La tendance à isoler l'infrastructure nationale de la Chine s'observe non seulement aux États-Unis, mais aussi au Japon. Les autorités locales ont proposé une initiative qui comprend une interdiction de la publication de brevets dans des domaines stratégiquement importants. Les profits perdus de l'octroi de licences à des sociétés étrangères seront compensés par le budget japonais pendant 20 ans.

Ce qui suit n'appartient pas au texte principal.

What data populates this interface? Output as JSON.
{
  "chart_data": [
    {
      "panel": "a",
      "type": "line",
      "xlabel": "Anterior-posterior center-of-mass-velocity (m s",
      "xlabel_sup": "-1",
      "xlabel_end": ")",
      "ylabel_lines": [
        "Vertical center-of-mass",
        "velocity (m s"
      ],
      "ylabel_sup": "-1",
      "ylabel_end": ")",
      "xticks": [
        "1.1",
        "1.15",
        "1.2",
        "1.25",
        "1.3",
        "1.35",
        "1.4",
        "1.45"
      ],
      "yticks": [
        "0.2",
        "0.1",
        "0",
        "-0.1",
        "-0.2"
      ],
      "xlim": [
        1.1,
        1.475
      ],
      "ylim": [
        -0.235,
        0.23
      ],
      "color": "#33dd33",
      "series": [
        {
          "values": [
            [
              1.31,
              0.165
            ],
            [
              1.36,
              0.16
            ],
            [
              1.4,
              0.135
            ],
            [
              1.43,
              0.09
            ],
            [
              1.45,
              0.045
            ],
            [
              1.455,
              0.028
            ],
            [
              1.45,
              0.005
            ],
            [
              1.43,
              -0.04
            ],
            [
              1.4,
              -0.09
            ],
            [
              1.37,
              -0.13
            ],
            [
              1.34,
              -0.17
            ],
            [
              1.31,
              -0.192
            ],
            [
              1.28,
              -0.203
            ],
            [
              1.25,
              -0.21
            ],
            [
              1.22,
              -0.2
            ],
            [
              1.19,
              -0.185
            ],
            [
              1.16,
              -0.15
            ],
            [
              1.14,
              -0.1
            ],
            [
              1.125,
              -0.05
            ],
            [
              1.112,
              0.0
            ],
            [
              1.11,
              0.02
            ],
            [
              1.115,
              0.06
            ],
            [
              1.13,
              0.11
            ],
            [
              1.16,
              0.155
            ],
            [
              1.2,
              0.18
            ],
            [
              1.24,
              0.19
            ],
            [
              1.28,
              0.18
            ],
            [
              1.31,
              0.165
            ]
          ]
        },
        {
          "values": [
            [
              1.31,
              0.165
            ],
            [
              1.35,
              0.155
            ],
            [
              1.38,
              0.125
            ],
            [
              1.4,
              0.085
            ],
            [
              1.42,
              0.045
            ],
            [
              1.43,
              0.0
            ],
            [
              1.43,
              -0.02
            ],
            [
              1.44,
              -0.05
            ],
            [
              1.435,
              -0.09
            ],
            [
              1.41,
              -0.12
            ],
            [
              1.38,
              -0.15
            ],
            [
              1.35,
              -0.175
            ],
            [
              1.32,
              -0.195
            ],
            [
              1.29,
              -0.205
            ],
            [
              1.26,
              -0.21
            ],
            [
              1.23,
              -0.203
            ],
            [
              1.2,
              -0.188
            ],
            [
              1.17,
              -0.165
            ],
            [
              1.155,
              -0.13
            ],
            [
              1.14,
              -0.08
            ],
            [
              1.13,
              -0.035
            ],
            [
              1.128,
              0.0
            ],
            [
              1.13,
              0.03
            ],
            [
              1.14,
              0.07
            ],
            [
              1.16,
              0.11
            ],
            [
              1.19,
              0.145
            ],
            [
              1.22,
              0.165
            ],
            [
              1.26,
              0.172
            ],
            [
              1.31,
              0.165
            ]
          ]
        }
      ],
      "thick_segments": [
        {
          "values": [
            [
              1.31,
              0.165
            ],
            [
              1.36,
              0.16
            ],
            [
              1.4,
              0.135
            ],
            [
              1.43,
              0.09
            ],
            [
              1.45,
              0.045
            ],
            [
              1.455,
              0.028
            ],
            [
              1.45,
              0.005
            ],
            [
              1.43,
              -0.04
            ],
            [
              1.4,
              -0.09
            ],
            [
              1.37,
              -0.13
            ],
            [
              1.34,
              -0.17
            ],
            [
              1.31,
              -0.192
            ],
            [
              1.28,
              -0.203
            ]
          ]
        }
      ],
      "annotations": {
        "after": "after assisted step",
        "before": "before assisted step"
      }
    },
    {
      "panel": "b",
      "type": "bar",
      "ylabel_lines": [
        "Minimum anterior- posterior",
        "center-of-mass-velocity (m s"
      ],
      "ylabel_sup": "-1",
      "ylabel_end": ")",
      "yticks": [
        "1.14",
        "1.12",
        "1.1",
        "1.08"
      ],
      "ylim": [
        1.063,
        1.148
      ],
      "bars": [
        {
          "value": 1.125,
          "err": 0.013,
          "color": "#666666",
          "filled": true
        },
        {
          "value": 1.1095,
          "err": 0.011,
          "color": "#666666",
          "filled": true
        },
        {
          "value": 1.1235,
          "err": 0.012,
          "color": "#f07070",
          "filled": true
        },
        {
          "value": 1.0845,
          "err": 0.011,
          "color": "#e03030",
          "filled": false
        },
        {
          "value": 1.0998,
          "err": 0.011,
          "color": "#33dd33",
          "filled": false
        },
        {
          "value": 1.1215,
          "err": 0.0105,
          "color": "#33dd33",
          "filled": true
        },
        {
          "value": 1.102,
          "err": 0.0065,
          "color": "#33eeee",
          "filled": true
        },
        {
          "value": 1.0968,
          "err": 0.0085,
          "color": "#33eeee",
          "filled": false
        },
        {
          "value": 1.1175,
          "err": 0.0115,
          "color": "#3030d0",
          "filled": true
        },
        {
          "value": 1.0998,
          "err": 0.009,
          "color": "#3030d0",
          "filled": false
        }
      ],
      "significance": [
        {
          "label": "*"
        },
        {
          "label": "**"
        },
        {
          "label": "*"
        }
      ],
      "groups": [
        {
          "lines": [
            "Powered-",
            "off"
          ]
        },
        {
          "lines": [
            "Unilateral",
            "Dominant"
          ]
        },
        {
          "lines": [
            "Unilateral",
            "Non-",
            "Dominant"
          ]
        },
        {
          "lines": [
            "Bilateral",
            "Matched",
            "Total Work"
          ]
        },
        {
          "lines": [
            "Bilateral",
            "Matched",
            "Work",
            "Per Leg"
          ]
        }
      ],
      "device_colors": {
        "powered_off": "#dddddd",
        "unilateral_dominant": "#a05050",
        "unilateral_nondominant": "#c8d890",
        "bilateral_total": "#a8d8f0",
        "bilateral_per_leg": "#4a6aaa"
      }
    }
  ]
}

Selon le Nikkei Asian Review, les discussions sur le projet de loi inhabituel commenceront par les parlementaires japonais en février, et si de nouvelles règles de contrôle des exportations sont approuvées, elles entreront en vigueur en avril 2023. Les autorités du pays s'inquiètent de la possibilité de fuites de technologies de valeur à l'étranger, et proposent donc aux auteurs de certaines inventions d'interdire l'enregistrement public des brevets, faute de quoi ils deviennent publics dans 18 mois et peuvent tomber entre les mains de malfaiteurs. désireux. Une commission spéciale décidera si un brevet particulier doit être rendu public. Les développements dans le domaine des armes nucléaires et de l'informatique quantique, entre autres, seront protégés.
Afin que les créateurs de technologies ne s'offusquent pas de rater une partie des bénéfices des licences de technologies à des clients étrangers, les autorités du pays sont prêtes à les dédommager de ces pertes pendant 20 ans. Le montant des subventions sera déterminé au cas par cas. En règle générale, dans le chiffre d'affaires des entreprises japonaises, les revenus de licence ne dépassent pas 3 à 5 % des revenus annuels totaux.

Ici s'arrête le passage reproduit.